Thursday, January 21, 2010

Snapshot: Health after a disaster is directly related to health before the disaster

Amanda Ripley points out in her informative blog that anti-social behavior almost never happens after a disaster. "In fact, the opposite is true. People, like all animals, tend to form groups and show each other great courtesy in times of extreme shock and duress. People do this because it is in their interest. There was looting and some sporadic violence after Hurricane Katrina in New Orleans, but the mayhem never rose to a level that justified the amount of coverage. More people likely suffered because of the fear of looting and violence--due to delayed relief and search-and-rescue efforts and unnecessarily hostile encounters with police and armed, frightened civilians--than because of actual looting and violence."
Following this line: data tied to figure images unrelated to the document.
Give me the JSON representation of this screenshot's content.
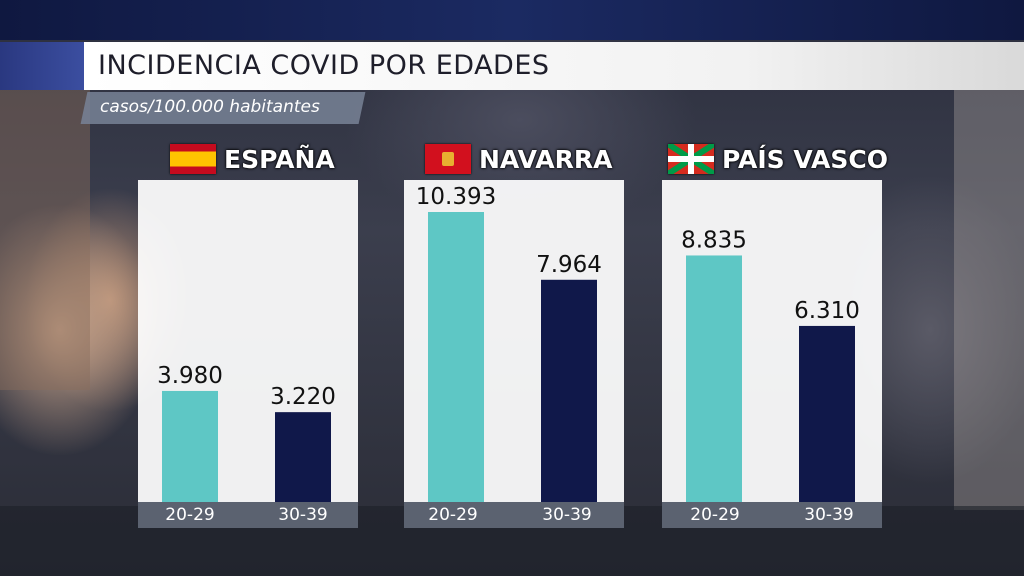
{
  "title": "INCIDENCIA COVID POR EDADES",
  "subtitle": "casos/100.000 habitantes",
  "colors": {
    "age_20_29": "#5ec7c5",
    "age_30_39": "#10184a",
    "panel": "#ffffff",
    "axis_strip": "#5b6270"
  },
  "chart_data": [
    {
      "type": "bar",
      "title": "ESPAÑA",
      "flag_icon": "spain-flag-icon",
      "categories": [
        "20-29",
        "30-39"
      ],
      "values": [
        3980,
        3220
      ],
      "labels": [
        "3.980",
        "3.220"
      ]
    },
    {
      "type": "bar",
      "title": "NAVARRA",
      "flag_icon": "navarra-flag-icon",
      "categories": [
        "20-29",
        "30-39"
      ],
      "values": [
        10393,
        7964
      ],
      "labels": [
        "10.393",
        "7.964"
      ]
    },
    {
      "type": "bar",
      "title": "PAÍS VASCO",
      "flag_icon": "basque-flag-icon",
      "categories": [
        "20-29",
        "30-39"
      ],
      "values": [
        8835,
        6310
      ],
      "labels": [
        "8.835",
        "6.310"
      ]
    }
  ]
}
However there are rare cases in which looting and violence can become widespread. Ripley interviewed Enrico Quarantelli, director of the Disaster Research Center at the University of Delaware about his Theory of Looting which posits that widespread looting only seems to happen when the four following conditions are all present:

  1. Dramatic disparity between rich and poor.
  2. High levels of petty crime and gang activity. ("Gangs are almost always the leaders in any case of mass looting”)
  3. An ineffective and corrupt police force. ("A corrupt and ineffective police force doesn’t scare anyone")
  4. A massive catastrophe.

Ripley observes, "Notice that three of the four conditions are all pre-requisites, present before the actual disaster strikes. Another reminder that the health of a city after a disaster is directly related to the health before the disaster."